Opinion Ltr. No. F21-01
August 26, 2020
Closing Agreements

Requester made a request for the closing agreements between the Department of Taxation (TAX) and the taxpayers in two litigations filed in the Hawaii Tax Appeal Court.  TAX denied the request in its entirety on the basis that the closing agreements contain confidentiality provisions which prohibit the taxpayer and TAX from disclosing information related to the settlement of the case.  Requester then filed this appeal.

OIP first found that closing agreements are “tax return information” as that term is defined in tax laws.  Tax returns and tax return information are protected from disclosure by several confidentiality statutes in Title 14, HRS, titled “Taxation,” namely, sections 237-34(b), 235-116, 237D-13, and 238-13, HRS.  Section 92F-13(4), HRS, allows an agency to withhold records protected by a confidentiality statute.  As the tax return information at issue falls within at least one of the confidentiality statutes claimed by TAX, presumably the general excise tax confidentiality provision at section 237-34(b) HRS, OIP found that section 92F-13(4), HRS, allows TAX to withhold them in this instance.

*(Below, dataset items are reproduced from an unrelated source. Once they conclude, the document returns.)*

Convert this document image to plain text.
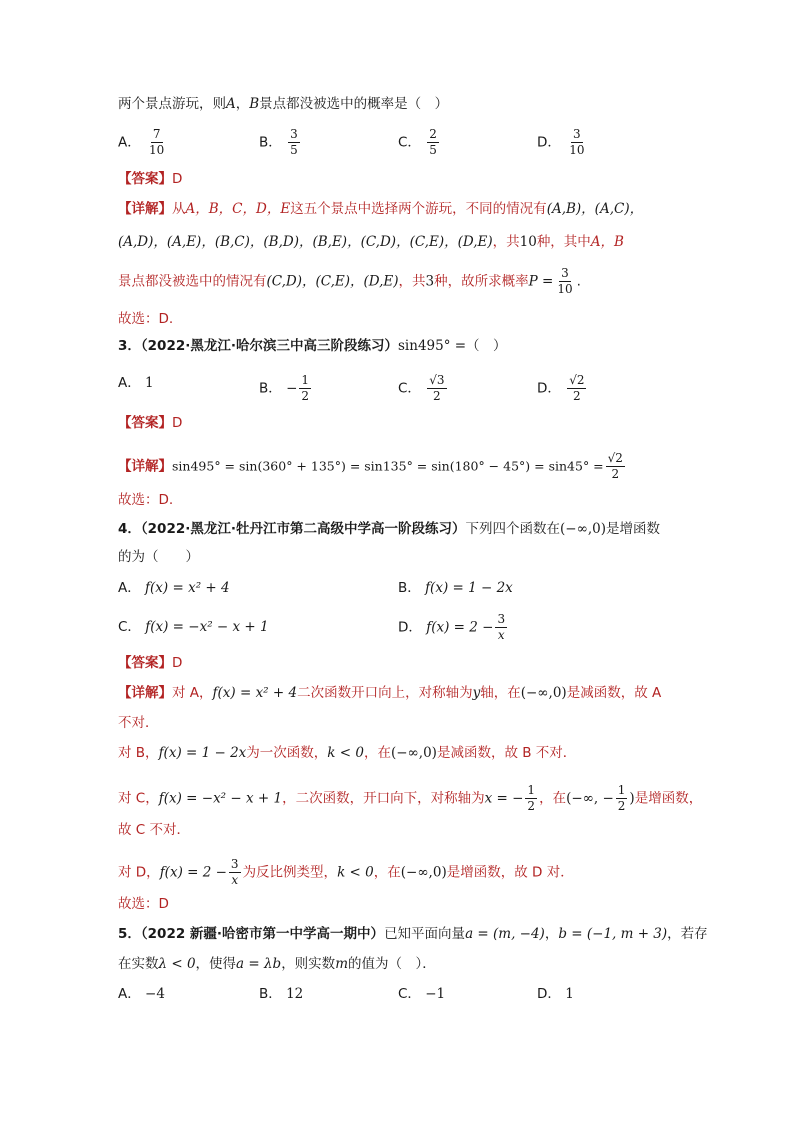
两个景点游玩，则A，B景点都没被选中的概率是（　）
A． $\frac{7}{10}$	B． $\frac{3}{5}$	C． $\frac{2}{5}$	D． $\frac{3}{10}$
【答案】D
【详解】从A，B，C，D，E这五个景点中选择两个游玩，不同的情况有(A,B)，(A,C)，
(A,D)，(A,E)，(B,C)，(B,D)，(B,E)，(C,D)，(C,E)，(D,E)，共10种，其中A，B
景点都没被选中的情况有(C,D)，(C,E)，(D,E)，共3种，故所求概率$P = \frac{3}{10}$ .
故选：D.
3．（2022·黑龙江·哈尔滨三中高三阶段练习）sin495° =（　）
A． 1	B． − $\frac{1}{2}$	C． $\frac{√3}{2}$	D． $\frac{√2}{2}$
【答案】D
【详解】$\sin 495^\circ = \sin(360^\circ + 135^\circ) = \sin 135^\circ = \sin(180^\circ - 45^\circ) = \sin 45^\circ = \frac{√2}{2}$
故选：D.
4．（2022·黑龙江·牡丹江市第二高级中学高一阶段练习）下列四个函数在(−∞,0)是增函数
的为（　　）
A． f(x) = x² + 4	B． f(x) = 1 − 2x
C． f(x) = −x² − x + 1	D． $f(x) = 2 - \frac{3}{x}$
【答案】D
【详解】对 A，f(x) = x² + 4二次函数开口向上，对称轴为y轴，在(−∞,0)是减函数，故 A
不对．
对 B，f(x) = 1 − 2x为一次函数，k < 0，在(−∞,0)是减函数，故 B 不对．
对 C，f(x) = −x² − x + 1，二次函数，开口向下，对称轴为x = − $\frac{1}{2}$ ，在(−∞, − $\frac{1}{2}$ )是增函数，
故 C 不对．
对 D，$f(x) = 2 - \frac{3}{x}$ 为反比例类型，k < 0，在(−∞,0)是增函数，故 D 对．
故选：D
5．（2022 新疆·哈密市第一中学高一期中）已知平面向量a = (m, −4)，b = (−1, m + 3)，若存
在实数λ < 0，使得a = λb，则实数m的值为（　）．
A． −4	B． 12	C． −1	D． 1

OIP noted that “written opinions,” which are not at issue here and which contain tax return information, are required to be disclosed by section 231‑19.5(a), HRS, which states, in relevant part, “[e]xcept as provided in subsection (f), regarding the disclosure of the text of written opinions, chapter 92F shall not apply to tax returns and tax return information.”  OIP examined the legislative history of this provision, which made clear that its purpose was not to remove TAX records from the category of “government records” subject to the UIPA, but rather to open TAX opinions to public disclosure under limited conditions, while maintaining confidentiality of tax return information in order to keep the tax system viable through voluntary compliance with the tax laws.  Thus, OIP believes the Legislature has repeatedly set forth its intent that tax returns and tax return information remain confidential with very limited exceptions not raised here.

OIP further noted that it asked TAX twice for copies of the closing agreements for OIP’s in camera review.   TAX declined to provide the requested closing agreements for in camera review because TAX was uncomfortable providing them without a court order.  TAX did provide a sample draft of a typical closing agreement.  For this appeal, the sample closing agreement was sufficient for OIP to determine whether closing agreements must be disclosed as a rule, and thus to meet TAX’s burden under the UIPA to justify the nondisclosure.  However, in future cases OIP may find that an agency refusing to provide in camera records has failed to meet its burden to demonstrate the applicability of a claimed exception, or may go to court to enforce its right to examine the records at issue.